Being fair to Martha Wells, the Murderbot Series is good. However it is marred by the usual required themes that TOR seems to force on all it's writers these days. Her book that took Best Novel this year is one of the weakest in the series, due to lots of editing issues like guns that appear from nowhere, walk-on characters that vanish and are never heard from again, lots of stuff that shows a hurried write and a crappy edit.

Crappy editing is getting to be industry norm in the Big 5. You have to go to Indy to find good crafting.

Comment Re:How to determine the winners (Score 3, Interesting) 71

Yes, the voting is knee-jerk Leftist. Nobody reads the crap, as can be seen by the reviews most years. They couldn't, its unreadable Leftist crap.
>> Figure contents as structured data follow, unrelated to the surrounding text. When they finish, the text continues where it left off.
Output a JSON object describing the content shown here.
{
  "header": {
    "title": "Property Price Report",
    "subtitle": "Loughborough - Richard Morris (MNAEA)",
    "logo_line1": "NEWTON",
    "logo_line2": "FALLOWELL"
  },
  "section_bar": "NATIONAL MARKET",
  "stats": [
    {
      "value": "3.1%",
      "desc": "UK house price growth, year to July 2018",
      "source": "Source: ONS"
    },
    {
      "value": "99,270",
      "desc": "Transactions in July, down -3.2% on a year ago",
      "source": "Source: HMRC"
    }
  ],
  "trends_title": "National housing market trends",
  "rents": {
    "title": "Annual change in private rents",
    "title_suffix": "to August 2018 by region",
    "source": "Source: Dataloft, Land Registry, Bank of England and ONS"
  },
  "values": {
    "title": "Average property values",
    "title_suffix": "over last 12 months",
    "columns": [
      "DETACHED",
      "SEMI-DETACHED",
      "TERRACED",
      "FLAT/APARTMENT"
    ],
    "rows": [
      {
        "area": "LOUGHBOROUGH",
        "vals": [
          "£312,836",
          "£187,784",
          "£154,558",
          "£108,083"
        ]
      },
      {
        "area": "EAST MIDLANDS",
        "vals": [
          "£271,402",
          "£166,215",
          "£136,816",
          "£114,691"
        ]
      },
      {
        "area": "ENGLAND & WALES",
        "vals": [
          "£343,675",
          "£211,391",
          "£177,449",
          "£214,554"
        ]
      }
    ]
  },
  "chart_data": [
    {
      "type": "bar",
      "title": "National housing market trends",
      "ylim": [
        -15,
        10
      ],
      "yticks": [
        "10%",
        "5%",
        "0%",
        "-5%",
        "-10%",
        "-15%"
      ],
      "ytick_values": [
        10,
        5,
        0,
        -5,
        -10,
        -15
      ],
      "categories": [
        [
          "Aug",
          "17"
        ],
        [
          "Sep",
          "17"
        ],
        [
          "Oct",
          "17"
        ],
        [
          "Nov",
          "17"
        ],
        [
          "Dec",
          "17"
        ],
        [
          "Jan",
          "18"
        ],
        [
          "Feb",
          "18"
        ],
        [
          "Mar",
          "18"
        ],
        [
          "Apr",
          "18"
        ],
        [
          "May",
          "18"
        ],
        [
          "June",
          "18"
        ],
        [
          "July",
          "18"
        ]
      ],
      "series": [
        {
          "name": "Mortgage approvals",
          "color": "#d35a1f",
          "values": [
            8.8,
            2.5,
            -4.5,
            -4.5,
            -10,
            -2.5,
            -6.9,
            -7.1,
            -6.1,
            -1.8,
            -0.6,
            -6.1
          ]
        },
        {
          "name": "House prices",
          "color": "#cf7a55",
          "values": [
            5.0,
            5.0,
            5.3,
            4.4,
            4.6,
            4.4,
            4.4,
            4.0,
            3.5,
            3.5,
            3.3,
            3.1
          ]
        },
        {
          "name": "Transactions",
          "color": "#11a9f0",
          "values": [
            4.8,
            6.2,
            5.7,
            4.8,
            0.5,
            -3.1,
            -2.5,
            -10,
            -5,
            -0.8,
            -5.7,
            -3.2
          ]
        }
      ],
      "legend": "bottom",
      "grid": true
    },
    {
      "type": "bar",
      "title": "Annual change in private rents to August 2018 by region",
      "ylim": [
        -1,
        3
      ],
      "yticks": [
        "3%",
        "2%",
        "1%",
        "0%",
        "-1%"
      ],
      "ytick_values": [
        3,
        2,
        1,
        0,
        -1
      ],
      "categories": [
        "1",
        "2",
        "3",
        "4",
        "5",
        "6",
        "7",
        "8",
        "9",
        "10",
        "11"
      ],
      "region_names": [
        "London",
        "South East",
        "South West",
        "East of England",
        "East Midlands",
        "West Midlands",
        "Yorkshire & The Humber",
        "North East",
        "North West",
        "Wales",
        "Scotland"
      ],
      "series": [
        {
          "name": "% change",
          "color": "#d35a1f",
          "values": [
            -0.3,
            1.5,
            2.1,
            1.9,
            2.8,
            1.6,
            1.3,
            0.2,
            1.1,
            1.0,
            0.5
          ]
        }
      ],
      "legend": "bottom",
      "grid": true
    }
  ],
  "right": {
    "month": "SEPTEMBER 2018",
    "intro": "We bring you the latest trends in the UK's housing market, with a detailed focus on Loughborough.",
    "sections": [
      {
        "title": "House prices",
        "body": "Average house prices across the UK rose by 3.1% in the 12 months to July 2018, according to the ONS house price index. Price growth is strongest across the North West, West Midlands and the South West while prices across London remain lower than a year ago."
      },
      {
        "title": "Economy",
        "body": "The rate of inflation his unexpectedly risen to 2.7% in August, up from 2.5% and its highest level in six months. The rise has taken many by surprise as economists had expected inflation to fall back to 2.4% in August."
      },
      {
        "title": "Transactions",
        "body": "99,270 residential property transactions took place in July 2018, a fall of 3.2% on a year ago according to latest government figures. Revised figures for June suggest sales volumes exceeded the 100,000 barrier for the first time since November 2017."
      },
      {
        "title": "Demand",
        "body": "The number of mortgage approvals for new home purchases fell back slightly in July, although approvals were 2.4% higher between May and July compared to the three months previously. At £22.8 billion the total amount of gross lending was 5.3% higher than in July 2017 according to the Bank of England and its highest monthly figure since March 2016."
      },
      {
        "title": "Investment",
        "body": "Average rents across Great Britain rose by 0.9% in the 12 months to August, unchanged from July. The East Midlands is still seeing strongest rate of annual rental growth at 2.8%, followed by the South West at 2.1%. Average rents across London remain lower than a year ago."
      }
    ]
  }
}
This year Martha Wells wrote a decent-ish book, marred by the obligatory global warming, anti-capitalist, anti-racist, anti-human, themes that her publisher probably insisted she put in there. Not what I'd have given an award to, certainly.

The crowning glory this year is that after the internationally noted -screeching- about [gasp!] CONSERVATIVES "hijacking" the awards in 2016 (because they dared to buy tickets and vote for things they liked, the bastards!), yes this year the WorldCon was in fact physically hijacked and hauled off to China.

The 2023 WorldCon will be held in Communist China, in the city of Chengdu, which among other things contains a large slave facility.

The numbers say it all. More than 1100 votes for Chengdu placed by voters who interestingly don't even have a street address. Okay?